From Dean Hall:

So I’ve been working on moving away from always using meshes and textures for things like navballs, and doing it procedurally - in this case in a fragment shader alone. Why do this? Well, that’s actually a good question. Not one I have a great answer to. Primarily, it started (like much in this project) because I personally don’t like the way games look today. Everything is all washed out the heck, its all like someone has spread petroleum jelly over the screen (shakes fist at Tim Sweeney angrily). Bizarely, my time making a lot of complex avionics for my Stormworks vehicles also factored in this.

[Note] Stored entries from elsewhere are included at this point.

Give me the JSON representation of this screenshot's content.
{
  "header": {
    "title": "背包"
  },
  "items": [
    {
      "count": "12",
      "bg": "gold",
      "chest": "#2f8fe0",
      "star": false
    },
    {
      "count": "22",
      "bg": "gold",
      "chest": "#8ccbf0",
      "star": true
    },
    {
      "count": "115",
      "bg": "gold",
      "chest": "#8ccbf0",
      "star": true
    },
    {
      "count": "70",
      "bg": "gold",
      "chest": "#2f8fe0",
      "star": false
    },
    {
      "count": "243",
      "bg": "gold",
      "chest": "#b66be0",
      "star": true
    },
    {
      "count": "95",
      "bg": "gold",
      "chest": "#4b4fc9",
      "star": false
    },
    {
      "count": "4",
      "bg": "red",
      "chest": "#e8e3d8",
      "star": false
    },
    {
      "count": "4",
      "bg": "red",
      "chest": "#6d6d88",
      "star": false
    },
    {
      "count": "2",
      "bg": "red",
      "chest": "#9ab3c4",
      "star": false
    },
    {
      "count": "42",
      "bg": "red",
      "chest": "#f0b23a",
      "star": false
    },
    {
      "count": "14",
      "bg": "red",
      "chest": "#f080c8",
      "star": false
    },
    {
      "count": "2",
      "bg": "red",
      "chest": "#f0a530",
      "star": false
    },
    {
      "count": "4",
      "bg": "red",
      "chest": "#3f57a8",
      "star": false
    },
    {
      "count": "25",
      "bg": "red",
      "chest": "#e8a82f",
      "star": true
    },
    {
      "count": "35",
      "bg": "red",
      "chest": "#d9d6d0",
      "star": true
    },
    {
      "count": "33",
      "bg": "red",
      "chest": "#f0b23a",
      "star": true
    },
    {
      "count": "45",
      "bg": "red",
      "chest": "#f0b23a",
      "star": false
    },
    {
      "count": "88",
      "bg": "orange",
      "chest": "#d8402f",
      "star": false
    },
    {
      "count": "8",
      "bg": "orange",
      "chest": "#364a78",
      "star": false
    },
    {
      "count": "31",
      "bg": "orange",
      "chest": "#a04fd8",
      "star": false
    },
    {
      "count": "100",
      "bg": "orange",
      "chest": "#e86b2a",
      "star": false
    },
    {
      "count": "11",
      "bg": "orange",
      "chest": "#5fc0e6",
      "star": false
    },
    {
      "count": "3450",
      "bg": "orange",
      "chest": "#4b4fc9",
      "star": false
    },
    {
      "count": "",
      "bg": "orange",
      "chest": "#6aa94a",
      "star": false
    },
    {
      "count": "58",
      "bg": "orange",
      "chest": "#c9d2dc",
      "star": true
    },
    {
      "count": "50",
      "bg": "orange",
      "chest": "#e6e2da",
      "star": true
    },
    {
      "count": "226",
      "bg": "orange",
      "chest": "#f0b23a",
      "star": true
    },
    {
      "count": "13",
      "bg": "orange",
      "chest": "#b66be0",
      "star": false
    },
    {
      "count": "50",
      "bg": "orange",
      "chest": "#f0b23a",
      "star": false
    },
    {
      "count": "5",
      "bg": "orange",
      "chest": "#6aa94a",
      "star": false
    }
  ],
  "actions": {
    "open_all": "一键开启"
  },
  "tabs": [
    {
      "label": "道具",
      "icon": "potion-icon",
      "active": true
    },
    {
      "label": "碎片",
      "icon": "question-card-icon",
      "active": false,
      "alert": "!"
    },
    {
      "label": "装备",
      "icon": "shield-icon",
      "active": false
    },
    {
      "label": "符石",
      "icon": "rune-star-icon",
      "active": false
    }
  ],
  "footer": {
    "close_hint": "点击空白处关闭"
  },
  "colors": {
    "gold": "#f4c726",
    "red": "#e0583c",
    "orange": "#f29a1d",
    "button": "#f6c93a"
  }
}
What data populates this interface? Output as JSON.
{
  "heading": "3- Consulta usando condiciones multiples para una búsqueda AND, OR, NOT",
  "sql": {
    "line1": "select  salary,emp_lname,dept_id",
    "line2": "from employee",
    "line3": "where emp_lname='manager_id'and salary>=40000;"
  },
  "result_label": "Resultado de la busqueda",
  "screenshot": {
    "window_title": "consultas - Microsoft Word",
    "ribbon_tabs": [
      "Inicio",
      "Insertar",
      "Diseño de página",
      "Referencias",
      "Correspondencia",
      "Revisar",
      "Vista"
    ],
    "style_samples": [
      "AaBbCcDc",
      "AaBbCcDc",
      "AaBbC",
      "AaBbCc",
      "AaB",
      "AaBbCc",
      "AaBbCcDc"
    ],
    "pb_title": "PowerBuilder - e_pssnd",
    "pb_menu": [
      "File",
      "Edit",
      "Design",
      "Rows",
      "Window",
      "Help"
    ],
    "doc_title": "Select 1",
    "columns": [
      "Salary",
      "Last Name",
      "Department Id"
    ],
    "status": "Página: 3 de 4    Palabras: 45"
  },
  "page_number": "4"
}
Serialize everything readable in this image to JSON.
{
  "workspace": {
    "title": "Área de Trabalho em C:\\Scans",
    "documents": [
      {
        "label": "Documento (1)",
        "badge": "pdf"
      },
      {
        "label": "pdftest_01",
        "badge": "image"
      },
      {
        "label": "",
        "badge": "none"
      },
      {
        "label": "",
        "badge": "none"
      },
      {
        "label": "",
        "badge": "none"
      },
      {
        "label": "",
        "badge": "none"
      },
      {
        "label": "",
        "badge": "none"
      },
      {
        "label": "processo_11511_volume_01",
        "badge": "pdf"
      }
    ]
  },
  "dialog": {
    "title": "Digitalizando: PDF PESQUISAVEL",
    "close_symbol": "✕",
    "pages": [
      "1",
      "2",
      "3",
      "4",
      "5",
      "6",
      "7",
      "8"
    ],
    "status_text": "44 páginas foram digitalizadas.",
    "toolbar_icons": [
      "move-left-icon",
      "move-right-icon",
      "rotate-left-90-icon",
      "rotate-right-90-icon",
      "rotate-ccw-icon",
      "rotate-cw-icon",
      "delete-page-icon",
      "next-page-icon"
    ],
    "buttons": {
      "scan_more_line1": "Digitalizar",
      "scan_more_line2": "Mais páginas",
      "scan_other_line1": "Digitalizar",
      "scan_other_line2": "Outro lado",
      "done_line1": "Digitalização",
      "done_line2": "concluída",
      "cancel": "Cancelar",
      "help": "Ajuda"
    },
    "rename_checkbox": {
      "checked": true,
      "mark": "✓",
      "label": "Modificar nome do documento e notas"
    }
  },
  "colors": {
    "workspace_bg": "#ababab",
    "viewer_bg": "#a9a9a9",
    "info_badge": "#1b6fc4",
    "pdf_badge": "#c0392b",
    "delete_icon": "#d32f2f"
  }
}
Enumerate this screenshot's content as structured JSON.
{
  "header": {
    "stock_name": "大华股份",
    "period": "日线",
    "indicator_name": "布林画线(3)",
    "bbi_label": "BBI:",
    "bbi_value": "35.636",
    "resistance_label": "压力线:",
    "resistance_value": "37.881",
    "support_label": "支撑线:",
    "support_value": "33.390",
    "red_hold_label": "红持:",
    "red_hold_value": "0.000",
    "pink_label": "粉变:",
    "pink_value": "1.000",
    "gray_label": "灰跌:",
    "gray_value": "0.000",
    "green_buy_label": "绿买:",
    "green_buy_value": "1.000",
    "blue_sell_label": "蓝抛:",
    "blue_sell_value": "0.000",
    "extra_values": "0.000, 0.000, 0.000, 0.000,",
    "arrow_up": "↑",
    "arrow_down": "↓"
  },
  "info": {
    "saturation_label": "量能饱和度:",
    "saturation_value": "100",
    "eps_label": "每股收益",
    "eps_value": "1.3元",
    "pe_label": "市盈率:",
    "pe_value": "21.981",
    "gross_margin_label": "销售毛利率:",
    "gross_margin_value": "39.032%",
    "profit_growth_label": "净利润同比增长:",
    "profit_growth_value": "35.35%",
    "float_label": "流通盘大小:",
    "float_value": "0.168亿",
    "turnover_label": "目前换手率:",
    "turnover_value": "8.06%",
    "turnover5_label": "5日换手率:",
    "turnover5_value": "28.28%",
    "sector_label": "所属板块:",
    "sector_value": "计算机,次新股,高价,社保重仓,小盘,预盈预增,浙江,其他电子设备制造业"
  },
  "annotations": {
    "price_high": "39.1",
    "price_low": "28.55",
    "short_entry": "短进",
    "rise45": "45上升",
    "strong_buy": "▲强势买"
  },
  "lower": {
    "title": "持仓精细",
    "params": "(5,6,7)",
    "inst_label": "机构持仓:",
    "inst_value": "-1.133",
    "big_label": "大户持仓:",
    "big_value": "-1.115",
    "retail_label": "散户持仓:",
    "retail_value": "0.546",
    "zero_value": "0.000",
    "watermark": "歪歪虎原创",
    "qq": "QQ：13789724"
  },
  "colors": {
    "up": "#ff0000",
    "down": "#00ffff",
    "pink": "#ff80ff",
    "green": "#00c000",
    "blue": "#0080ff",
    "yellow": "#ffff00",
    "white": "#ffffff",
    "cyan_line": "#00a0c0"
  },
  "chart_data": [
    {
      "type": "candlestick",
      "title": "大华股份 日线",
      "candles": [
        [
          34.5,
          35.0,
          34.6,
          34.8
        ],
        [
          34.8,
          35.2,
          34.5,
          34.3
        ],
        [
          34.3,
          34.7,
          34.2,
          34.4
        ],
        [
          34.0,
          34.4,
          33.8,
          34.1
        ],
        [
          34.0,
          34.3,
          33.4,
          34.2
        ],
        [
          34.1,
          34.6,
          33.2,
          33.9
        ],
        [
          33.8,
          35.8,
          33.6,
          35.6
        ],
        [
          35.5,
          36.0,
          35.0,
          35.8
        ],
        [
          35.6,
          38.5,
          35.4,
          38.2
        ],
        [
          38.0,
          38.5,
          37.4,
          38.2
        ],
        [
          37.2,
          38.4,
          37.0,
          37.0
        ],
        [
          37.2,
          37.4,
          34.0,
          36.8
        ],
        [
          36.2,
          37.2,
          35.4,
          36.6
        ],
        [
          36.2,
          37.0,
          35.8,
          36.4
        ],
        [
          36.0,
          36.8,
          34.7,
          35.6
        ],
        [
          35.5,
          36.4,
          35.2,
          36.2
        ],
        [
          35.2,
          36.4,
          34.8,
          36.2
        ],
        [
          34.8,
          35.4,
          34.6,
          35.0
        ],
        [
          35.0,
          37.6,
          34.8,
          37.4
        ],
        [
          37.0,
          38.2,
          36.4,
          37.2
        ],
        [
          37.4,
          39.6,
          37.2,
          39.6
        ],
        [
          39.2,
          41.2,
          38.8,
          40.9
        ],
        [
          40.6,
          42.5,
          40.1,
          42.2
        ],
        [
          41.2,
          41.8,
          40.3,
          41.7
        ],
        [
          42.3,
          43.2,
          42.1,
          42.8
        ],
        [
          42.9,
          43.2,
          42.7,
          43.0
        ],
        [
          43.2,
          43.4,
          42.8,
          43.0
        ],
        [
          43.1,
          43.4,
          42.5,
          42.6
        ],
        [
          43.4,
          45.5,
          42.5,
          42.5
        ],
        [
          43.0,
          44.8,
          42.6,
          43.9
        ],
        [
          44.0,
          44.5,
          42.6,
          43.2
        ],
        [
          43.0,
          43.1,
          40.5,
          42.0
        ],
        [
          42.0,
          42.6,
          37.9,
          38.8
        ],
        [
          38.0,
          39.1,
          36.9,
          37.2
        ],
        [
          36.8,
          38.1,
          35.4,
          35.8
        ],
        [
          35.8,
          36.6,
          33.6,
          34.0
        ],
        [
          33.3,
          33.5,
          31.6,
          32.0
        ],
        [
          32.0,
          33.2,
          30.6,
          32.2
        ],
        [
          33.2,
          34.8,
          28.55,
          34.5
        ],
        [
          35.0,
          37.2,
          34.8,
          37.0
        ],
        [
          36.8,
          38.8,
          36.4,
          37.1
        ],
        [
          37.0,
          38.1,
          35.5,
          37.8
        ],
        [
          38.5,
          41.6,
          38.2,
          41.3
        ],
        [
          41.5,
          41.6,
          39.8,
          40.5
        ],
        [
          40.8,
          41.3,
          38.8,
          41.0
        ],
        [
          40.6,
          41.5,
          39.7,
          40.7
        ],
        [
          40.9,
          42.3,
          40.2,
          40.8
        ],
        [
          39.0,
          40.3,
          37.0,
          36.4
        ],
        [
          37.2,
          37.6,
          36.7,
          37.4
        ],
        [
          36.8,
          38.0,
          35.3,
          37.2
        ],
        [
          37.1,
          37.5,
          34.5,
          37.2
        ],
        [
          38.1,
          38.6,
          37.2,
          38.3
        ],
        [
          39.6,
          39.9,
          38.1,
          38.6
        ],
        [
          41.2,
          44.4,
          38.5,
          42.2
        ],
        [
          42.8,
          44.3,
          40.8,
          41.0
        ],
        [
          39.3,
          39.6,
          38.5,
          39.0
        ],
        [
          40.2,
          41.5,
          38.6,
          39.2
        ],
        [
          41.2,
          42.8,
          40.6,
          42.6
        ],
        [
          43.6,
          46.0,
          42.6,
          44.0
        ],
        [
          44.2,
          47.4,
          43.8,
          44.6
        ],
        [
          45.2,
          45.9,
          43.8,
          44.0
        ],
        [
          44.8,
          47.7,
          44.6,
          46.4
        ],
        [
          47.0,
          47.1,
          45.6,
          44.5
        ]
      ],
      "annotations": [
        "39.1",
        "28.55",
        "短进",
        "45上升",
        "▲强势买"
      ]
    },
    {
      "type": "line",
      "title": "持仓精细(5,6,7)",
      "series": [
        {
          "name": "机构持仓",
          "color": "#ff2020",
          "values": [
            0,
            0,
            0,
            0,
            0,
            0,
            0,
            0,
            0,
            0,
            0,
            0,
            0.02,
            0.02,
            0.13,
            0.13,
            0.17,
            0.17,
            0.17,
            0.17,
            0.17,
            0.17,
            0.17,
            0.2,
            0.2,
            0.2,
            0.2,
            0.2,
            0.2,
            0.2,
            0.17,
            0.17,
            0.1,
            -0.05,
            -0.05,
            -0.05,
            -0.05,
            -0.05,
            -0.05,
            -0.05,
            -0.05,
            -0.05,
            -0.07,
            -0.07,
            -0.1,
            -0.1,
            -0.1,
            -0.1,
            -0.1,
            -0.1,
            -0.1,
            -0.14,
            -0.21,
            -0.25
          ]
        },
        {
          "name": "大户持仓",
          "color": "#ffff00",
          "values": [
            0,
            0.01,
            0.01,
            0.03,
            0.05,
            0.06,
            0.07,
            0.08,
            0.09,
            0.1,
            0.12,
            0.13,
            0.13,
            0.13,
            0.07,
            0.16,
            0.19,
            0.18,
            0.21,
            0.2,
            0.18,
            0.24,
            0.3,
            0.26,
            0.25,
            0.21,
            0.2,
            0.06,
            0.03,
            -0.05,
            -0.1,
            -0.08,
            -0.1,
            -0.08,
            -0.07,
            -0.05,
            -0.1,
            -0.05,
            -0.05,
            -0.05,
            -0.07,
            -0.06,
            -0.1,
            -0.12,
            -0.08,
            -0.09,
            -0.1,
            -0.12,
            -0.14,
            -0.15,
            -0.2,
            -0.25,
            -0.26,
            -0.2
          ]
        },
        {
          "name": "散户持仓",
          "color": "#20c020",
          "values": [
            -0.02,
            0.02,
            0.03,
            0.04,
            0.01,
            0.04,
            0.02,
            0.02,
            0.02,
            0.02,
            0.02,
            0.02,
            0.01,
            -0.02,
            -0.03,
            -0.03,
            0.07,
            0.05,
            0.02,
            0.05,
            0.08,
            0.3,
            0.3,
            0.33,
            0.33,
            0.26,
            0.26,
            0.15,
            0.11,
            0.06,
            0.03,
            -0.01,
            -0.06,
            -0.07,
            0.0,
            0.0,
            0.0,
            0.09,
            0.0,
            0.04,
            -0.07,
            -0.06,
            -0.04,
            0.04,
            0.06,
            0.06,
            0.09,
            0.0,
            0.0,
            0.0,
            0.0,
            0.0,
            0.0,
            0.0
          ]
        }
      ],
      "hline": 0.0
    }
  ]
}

“What if”, I reasoned, “we could make it completely in the fragment”? Not only will it scale really well to any resolution - the nav ball will never have texture “pinching” at the poles, and modders could very easily replace any widget whenver they want with extreme ease. An added bonus you can see in this video, I can move the widget around very easily. To be fair, this would be true (to an extent) for a mesh + texture combo - but you can see it starts to look really great even when I scale it up. This has actually been a good example for me of the paradigm shift we face using BRUTAL. A lot of things get approached from first principles, which means you start asking all kinds of really weird questions and you end up asking what should i do?.

So whats the catch? Well, another really good question. I’m not a graphics programmer, but I’m tempted to say that this procedural shader willl always be less performant than doing it with a mesh + texture combo. However, whether you will notice the performance hit remains to be seen. This is because the entirety of drawing the procedural navball is drawn in the “fragment” shader, with essentially nothing at all from the CPU. No texture, no mesh (well, I do tell the GPU there is a quad - but it doesn’t exist, it is just used to make sure the fragment gets called). This has all been quite a ramble.

If I do end up continuing down this path successfully, I can make a lot of widgets like this, which can then be used for IVA gauges and the like, and then rendered on a separate framerate.